It should come as no surprise that we always want to be available to the unavailable. We want what we can’t have because it’s exciting. It allows for a chase, and we love the thrill that comes with a chase.
And it’s for these reasons that the emotionally unavailable always manage to catch our attention.
To be clear, there is a difference between a guy who's emotionally unavailable and a guy who's just a complete assh*le. There are guys out there who may come off as emotionally unavailable, but that's only because they’re emotionally unavailable to you.
Then, on the other end of the spectrum, there are guys who aren’t out there just to get into your pants. They're genuinely interested in getting to know you. But they simply aren’t ready to love again.
Because that’s what it really comes down to. Guys are emotionally unavailable not because they have no emotions, but because the emotions they do have are reserved for another person. They haven’t yet let go of someone else and moved on with their lives.
This doesn’t mean that they never will let go. They almost certainly will. How long that will take, on the other hand, is uncertain.
I don’t want to deter anyone from dating a guy who isn’t emotionally available at the moment. However, having been an emotionally unavailable guy for years until recently, I feel like I need to warn you.
Here are 5 things that you need to know before dating the emotionally unavailable guy:
1. He’s carrying a lot of baggage.
He’s only emotionally unavailable because he’s still holding onto a past love.
Different people will react to a broken heart differently. Some will lash out at the world, punishing their livers and overall physical and mental health by partying and sleeping around, hoping to cover up the pain with debauchery.
Others are wiser. Others know that doing a bunch of bad doesn’t help you forget the bad that was done to you. These guys are still looking for love. The only issue is that they aren’t ready to find it.
So if you fall for this kind of guy, understand that there is a high likelihood that the feelings will not be reciprocated, at least not from the start.
Will they ever be reciprocated? Maybe. Maybe not. To be completely honest with you, your chances aren’t good. From my personal experiences, and from the experiences that friends and readers have shared with me, it would seem that people must be ready for love before they meet someone they can potentially love.
Not that the opposite cannot be true, but meeting someone before you’re ready to love changes the way you see him or her from the start.
2. He'll likely want a lot of space.
The emotionally unavailable are fighting a continuous battle, trying to first understand what happened to them, why they feel the way they feel and why they can’t feel the way they wish they could feel -- the way they once felt so effortlessly.
He’s going to need time to take a step back, spend time with himself and introspect a bit. This, of course, makes dating him a bit difficult. You’re going to either get tired of his apparent lack of interest in you and in the relationship, or you’ll get addicted to that feeling of wanting him each and every time he pushes you away. Either way, you’ll feel hurt.
3. He's not going to take the relationship too seriously.
Again, this doesn’t mean that he never will or that he isn’t capable of it.
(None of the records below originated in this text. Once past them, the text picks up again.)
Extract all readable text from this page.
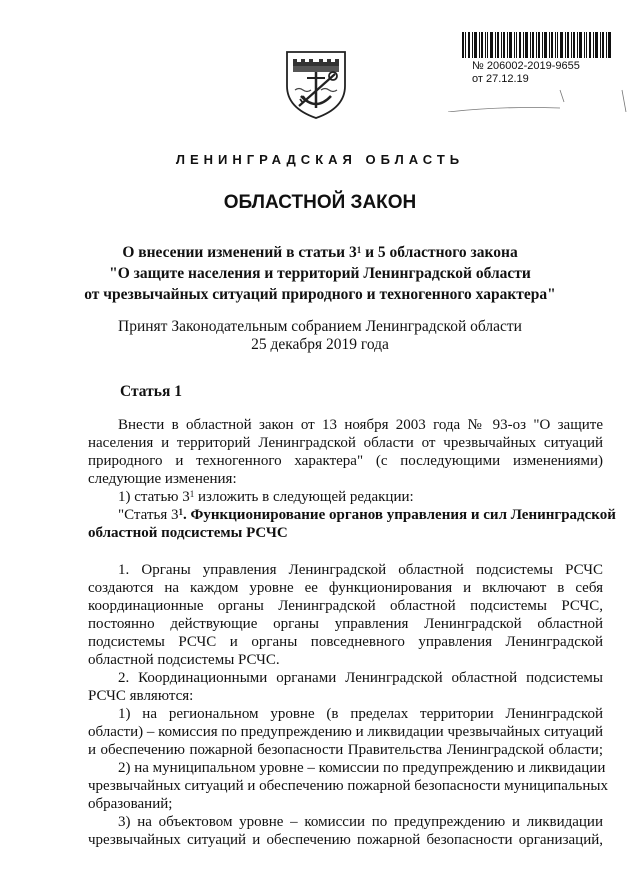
№ 206002-2019-9655
от 27.12.19
ЛЕНИНГРАДСКАЯ ОБЛАСТЬ
ОБЛАСТНОЙ ЗАКОН
О внесении изменений в статьи $3^1$ и 5 областного закона
"О защите населения и территорий Ленинградской области
от чрезвычайных ситуаций природного и техногенного характера"
Принят Законодательным собранием Ленинградской области
25 декабря 2019 года
Статья 1
Внести в областной закон от 13 ноября 2003 года № 93-оз "О защите
населения и территорий Ленинградской области от чрезвычайных ситуаций
природного и техногенного характера" (с последующими изменениями)
следующие изменения:
1) статью $3^1$ изложить в следующей редакции:
"Статья $3^1$. Функционирование органов управления и сил Ленинградской
областной подсистемы РСЧС
1. Органы управления Ленинградской областной подсистемы РСЧС
создаются на каждом уровне ее функционирования и включают в себя
координационные органы Ленинградской областной подсистемы РСЧС,
постоянно действующие органы управления Ленинградской областной
подсистемы РСЧС и органы повседневного управления Ленинградской
областной подсистемы РСЧС.
2. Координационными органами Ленинградской областной подсистемы
РСЧС являются:
1) на региональном уровне (в пределах территории Ленинградской
области) – комиссия по предупреждению и ликвидации чрезвычайных ситуаций
и обеспечению пожарной безопасности Правительства Ленинградской области;
2) на муниципальном уровне – комиссии по предупреждению и ликвидации
чрезвычайных ситуаций и обеспечению пожарной безопасности муниципальных
образований;
3) на объектовом уровне – комиссии по предупреждению и ликвидации
чрезвычайных ситуаций и обеспечению пожарной безопасности организаций,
What it means is that the chances of him screwing things up and hurting you are higher than average.
Think about it. He’s dealing with unpleasant thoughts and emotions that are still keeping him attached to his ex and the love they shared. He feels lost and confused. It seems only plausible that such a guy would be more likely to cheat, to lie, to be egotistical and, from your perspective, heartless.
I’ve been on both ends of this drama, and it isn’t pleasant for anyone involved. Even the nicest, kindest man in the world can turn into a monster post-broken heart.
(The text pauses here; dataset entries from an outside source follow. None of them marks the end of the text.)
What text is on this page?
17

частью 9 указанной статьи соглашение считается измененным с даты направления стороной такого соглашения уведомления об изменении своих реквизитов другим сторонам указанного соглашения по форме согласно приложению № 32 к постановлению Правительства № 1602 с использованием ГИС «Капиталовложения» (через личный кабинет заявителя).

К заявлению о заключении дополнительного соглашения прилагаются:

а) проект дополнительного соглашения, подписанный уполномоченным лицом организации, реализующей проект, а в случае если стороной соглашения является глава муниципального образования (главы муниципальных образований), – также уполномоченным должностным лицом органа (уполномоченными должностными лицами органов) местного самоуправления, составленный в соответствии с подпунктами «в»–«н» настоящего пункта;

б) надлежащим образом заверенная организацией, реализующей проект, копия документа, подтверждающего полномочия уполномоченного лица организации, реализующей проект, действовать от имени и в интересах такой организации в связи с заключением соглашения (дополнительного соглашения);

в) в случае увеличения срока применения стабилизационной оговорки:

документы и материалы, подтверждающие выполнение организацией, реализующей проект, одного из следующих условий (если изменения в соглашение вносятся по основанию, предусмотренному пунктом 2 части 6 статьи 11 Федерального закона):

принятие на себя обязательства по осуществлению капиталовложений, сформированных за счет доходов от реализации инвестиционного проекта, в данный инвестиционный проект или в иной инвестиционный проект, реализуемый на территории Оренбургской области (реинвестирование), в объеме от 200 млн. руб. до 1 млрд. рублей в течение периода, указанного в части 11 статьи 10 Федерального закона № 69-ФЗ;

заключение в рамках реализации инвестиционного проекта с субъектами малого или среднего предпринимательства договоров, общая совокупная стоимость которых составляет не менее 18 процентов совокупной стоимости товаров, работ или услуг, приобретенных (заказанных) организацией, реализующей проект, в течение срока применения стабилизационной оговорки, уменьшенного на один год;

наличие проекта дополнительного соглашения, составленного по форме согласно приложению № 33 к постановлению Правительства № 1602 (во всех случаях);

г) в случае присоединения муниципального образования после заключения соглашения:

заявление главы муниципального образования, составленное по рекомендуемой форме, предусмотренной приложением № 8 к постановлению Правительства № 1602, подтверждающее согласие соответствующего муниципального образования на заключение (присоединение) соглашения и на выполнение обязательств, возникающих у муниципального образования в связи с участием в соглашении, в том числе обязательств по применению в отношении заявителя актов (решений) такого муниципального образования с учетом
4. While it’s not impossible for him to fall for you, he can only fall for you once he’s ready to completely let go of his past love.
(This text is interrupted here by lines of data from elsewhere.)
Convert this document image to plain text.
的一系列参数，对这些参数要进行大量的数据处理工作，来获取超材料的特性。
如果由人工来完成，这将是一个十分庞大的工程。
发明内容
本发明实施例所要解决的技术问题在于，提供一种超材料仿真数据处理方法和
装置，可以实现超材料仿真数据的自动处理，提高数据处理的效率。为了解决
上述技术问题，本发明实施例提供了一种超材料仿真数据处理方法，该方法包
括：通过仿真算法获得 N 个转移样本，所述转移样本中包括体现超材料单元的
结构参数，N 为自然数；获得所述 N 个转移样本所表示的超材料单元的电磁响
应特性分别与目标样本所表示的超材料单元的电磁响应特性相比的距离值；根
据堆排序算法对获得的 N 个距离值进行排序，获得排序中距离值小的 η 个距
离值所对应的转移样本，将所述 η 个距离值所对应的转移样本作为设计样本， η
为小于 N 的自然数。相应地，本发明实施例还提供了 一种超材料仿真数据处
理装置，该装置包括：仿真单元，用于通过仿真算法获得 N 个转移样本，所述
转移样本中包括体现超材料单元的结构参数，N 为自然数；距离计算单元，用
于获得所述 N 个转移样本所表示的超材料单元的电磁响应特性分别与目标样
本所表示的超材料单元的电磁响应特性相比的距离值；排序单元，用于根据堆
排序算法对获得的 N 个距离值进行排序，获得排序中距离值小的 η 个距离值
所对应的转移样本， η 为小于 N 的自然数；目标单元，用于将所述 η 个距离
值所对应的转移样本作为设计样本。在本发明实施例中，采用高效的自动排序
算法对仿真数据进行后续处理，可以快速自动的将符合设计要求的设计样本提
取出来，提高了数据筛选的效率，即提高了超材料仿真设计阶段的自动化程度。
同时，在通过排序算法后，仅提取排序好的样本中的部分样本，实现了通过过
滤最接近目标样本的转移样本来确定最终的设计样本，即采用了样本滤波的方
Can you love two people at the same time? Yes, you can. The more you understand love, the more you begin to see its different shades and colors. You begin to see that you can love different people for different reasons.
I like to imagine love as a painting, with all the colors, shapes, shades, and variations under the sun. The people we love are different artists working on the same canvas. And as the years go by and the painting continues to grow in both detail and size, we create new artistic representations of love that we didn't know existed.
What most of us never bother to even consider, however, is the possibility that the canvas itself may be infinite.
So yes, you can fall in love with different artists, because there is plenty of room to paint. However, the painting must still make sense. It must continue representing our definition of love.
This is where we begin to run into trouble. Everyone's definition of love is usually far from what love actually is. Instead of taking the time to learn it and understand it, we define it and do our best to keep it within that definition.
Does he believe that he can love two people at the same time? Because even if he actually can, believing that he can’t guarantees that he won’t.
5. Overall, the chances of the two of you working out are pretty slim.
There are so many ways things can and almost certainly will go wrong, so the chances of the two of you making it work aren’t good. Timing really is everything. Without it, even soulmates will miss their opportunity.
But that doesn’t mean that you can’t make it work. Anything is possible. Just know that you’re likely getting on one hell of an emotional roller coaster.
I chased a girl once for a decade. While we didn’t end up together, I still loved the ride. And to be completely honest, while it brought me very close to the edge, I ended up a whole lot stronger and wiser for it.
So, even if you’re fighting a losing battle, find solace in the fact that even losing can end up being a win.